KI baut „Medizin“ nach

Wiener AKH haucht Klimt neues Leben ein

Wien
13.11.2024 16:27

Eine von KI geschaffene Riesenreproduktion des verschollenen Bildes „Medizin“ prangt ab jetzt auf einer Fassade der Med-Uni am Alsergrund. Gleich in mehrerer Hinsicht rückt Wien damit unrühmliche Ecken der eigenen Vergangenheit zurecht. Ob Klimt damit seine Freude gehabt hätte, ist fraglich.

Wiedergutmachung an der eigenen Geschichte hat Wien nun an der Fassade des neuen Anna-Spiegel-Forschungsgebäudes am MedUni-Wien-Campus des AKH am Alsergrund geleistet: mit der Enthüllung einer monumentalen digitalen Rekonstruktion der „Medizin“ von Gustav Klimt – nicht nur eines seiner genialsten Werke, sondern durch seine Geschichte auch ein Mahnmal.

Abgelehnt, geraubt, verbrannt
Klimt hatte die ursprünglich über vier Meter hohe „Medizin“ gemeinsam mit der „Philosophie“ und der „Jurisprudenz“ um 1900 für die damals neue Uni Wien am Ring gemalt, die sie jedoch schließlich als skandalös ablehnte. Private Sammler sprangen nur allzu gerne ein und kauften Klimt die Bilder ab. Sie wurden jedoch schließlich von den Nazis geraubt und im niederösterreichischen Schloss Immendorf gebunkert, das sie in den letzten Kriegstagen vermutlich selbst sprengten und in Brand setzten.

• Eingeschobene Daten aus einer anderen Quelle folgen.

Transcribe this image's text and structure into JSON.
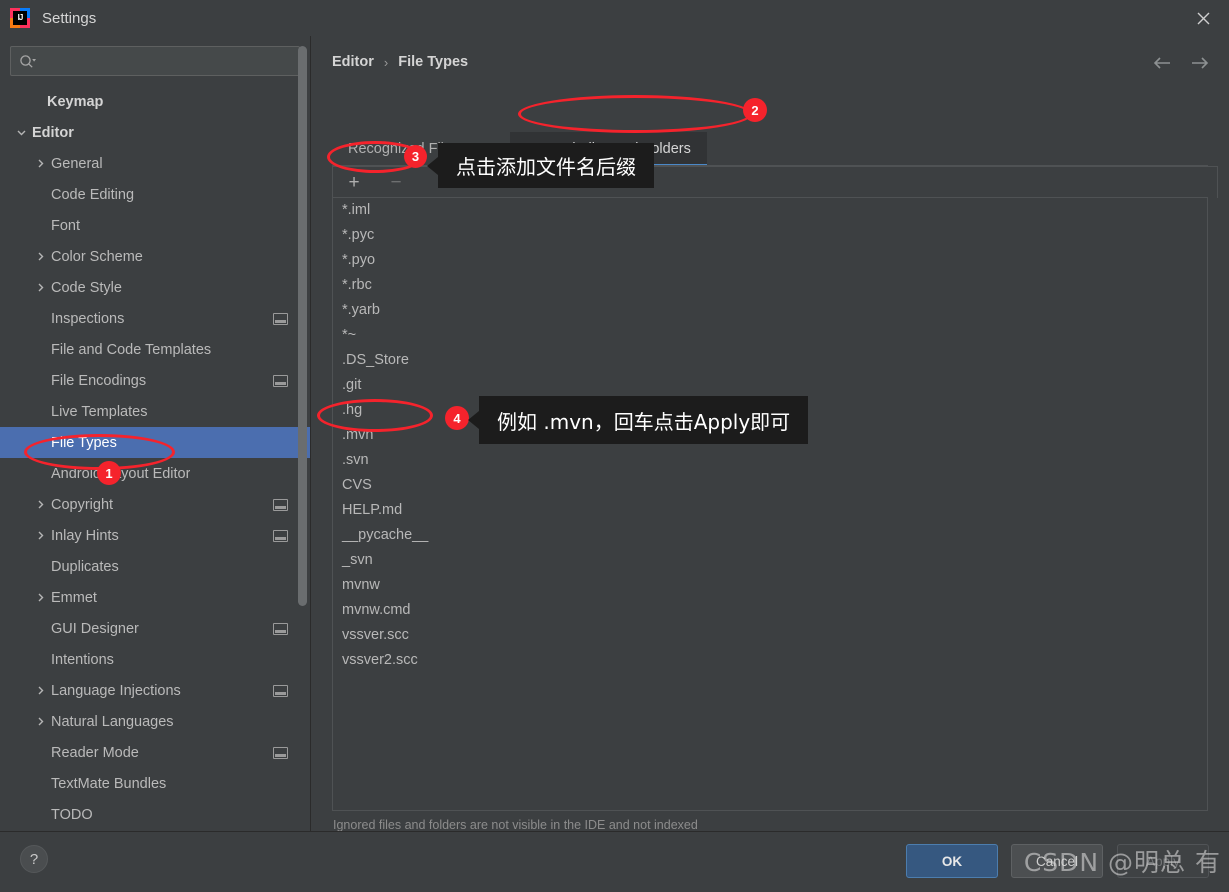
{
  "window": {
    "title": "Settings",
    "app_icon": "intellij-idea-logo",
    "close_icon": "close-icon"
  },
  "search": {
    "placeholder": "",
    "value": "",
    "icon": "search-icon"
  },
  "sidebar": {
    "items": [
      {
        "label": "Keymap",
        "level": 0,
        "arrow": "none",
        "selected": false,
        "project_icon": false
      },
      {
        "label": "Editor",
        "level": 0,
        "arrow": "expanded",
        "selected": false,
        "project_icon": false
      },
      {
        "label": "General",
        "level": 1,
        "arrow": "collapsed",
        "selected": false,
        "project_icon": false
      },
      {
        "label": "Code Editing",
        "level": 1,
        "arrow": "none",
        "selected": false,
        "project_icon": false
      },
      {
        "label": "Font",
        "level": 1,
        "arrow": "none",
        "selected": false,
        "project_icon": false
      },
      {
        "label": "Color Scheme",
        "level": 1,
        "arrow": "collapsed",
        "selected": false,
        "project_icon": false
      },
      {
        "label": "Code Style",
        "level": 1,
        "arrow": "collapsed",
        "selected": false,
        "project_icon": false
      },
      {
        "label": "Inspections",
        "level": 1,
        "arrow": "none",
        "selected": false,
        "project_icon": true
      },
      {
        "label": "File and Code Templates",
        "level": 1,
        "arrow": "none",
        "selected": false,
        "project_icon": false
      },
      {
        "label": "File Encodings",
        "level": 1,
        "arrow": "none",
        "selected": false,
        "project_icon": true
      },
      {
        "label": "Live Templates",
        "level": 1,
        "arrow": "none",
        "selected": false,
        "project_icon": false
      },
      {
        "label": "File Types",
        "level": 1,
        "arrow": "none",
        "selected": true,
        "project_icon": false
      },
      {
        "label": "Android Layout Editor",
        "level": 1,
        "arrow": "none",
        "selected": false,
        "project_icon": false
      },
      {
        "label": "Copyright",
        "level": 1,
        "arrow": "collapsed",
        "selected": false,
        "project_icon": true
      },
      {
        "label": "Inlay Hints",
        "level": 1,
        "arrow": "collapsed",
        "selected": false,
        "project_icon": true
      },
      {
        "label": "Duplicates",
        "level": 1,
        "arrow": "none",
        "selected": false,
        "project_icon": false
      },
      {
        "label": "Emmet",
        "level": 1,
        "arrow": "collapsed",
        "selected": false,
        "project_icon": false
      },
      {
        "label": "GUI Designer",
        "level": 1,
        "arrow": "none",
        "selected": false,
        "project_icon": true
      },
      {
        "label": "Intentions",
        "level": 1,
        "arrow": "none",
        "selected": false,
        "project_icon": false
      },
      {
        "label": "Language Injections",
        "level": 1,
        "arrow": "collapsed",
        "selected": false,
        "project_icon": true
      },
      {
        "label": "Natural Languages",
        "level": 1,
        "arrow": "collapsed",
        "selected": false,
        "project_icon": false
      },
      {
        "label": "Reader Mode",
        "level": 1,
        "arrow": "none",
        "selected": false,
        "project_icon": true
      },
      {
        "label": "TextMate Bundles",
        "level": 1,
        "arrow": "none",
        "selected": false,
        "project_icon": false
      },
      {
        "label": "TODO",
        "level": 1,
        "arrow": "none",
        "selected": false,
        "project_icon": false
      }
    ]
  },
  "main": {
    "breadcrumb": {
      "parent": "Editor",
      "separator": "›",
      "current": "File Types"
    },
    "nav": {
      "back_icon": "arrow-left-icon",
      "forward_icon": "arrow-right-icon"
    },
    "tabs": [
      {
        "label": "Recognized File Types",
        "active": false
      },
      {
        "label": "Ignored Files and Folders",
        "active": true
      }
    ],
    "toolbar": {
      "add_label": "+",
      "add_icon": "plus-icon",
      "remove_label": "−",
      "remove_icon": "minus-icon",
      "remove_disabled": true
    },
    "ignored_list": [
      "*.iml",
      "*.pyc",
      "*.pyo",
      "*.rbc",
      "*.yarb",
      "*~",
      ".DS_Store",
      ".git",
      ".hg",
      ".mvn",
      ".svn",
      "CVS",
      "HELP.md",
      "__pycache__",
      "_svn",
      "mvnw",
      "mvnw.cmd",
      "vssver.scc",
      "vssver2.scc"
    ],
    "hint": "Ignored files and folders are not visible in the IDE and not indexed"
  },
  "footer": {
    "help_label": "?",
    "ok_label": "OK",
    "cancel_label": "Cancel",
    "apply_label": "Apply"
  },
  "annotations": {
    "badges": [
      {
        "number": "1"
      },
      {
        "number": "2"
      },
      {
        "number": "3"
      },
      {
        "number": "4"
      }
    ],
    "tooltips": [
      {
        "text": "点击添加文件名后缀"
      },
      {
        "text": "例如 .mvn，回车点击Apply即可"
      }
    ],
    "accent_color": "#f5232c"
  },
  "watermark": {
    "text": "CSDN @明总 有"
  }
}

Die Reproduktion findet sich an der Seitenfassade des neuen Forschungsgebäudes.
Die Reproduktion findet sich an der Seitenfassade des neuen Forschungsgebäudes.(Bild: Medizinische Universität Wien/APA-Fotoservice/Schedl)
Bürgermeister Michael Ludwig mit MedUni-Rektor Markus Müller und Belvedere-Direktorin Stella ...
Bürgermeister Michael Ludwig mit MedUni-Rektor Markus Müller und Belvedere-Direktorin Stella Rollig(Bild: Medizinische Universität Wien/APA-Fotoservice/Schedl)
Der Tod und hochschwangere Frauen hatten nach dem Verständnis der Wiener Uni-Professoren um 1900 ...
Der Tod und hochschwangere Frauen hatten nach dem Verständnis der Wiener Uni-Professoren um 1900 nichts mit Medizin zu tun.(Bild: APA/EVA MANHART)
Das Bild bei der feierlichen Enthüllung
Das Bild bei der feierlichen Enthüllung(Bild: Medizinische Universität Wien/APA-Fotoservice/Schedl)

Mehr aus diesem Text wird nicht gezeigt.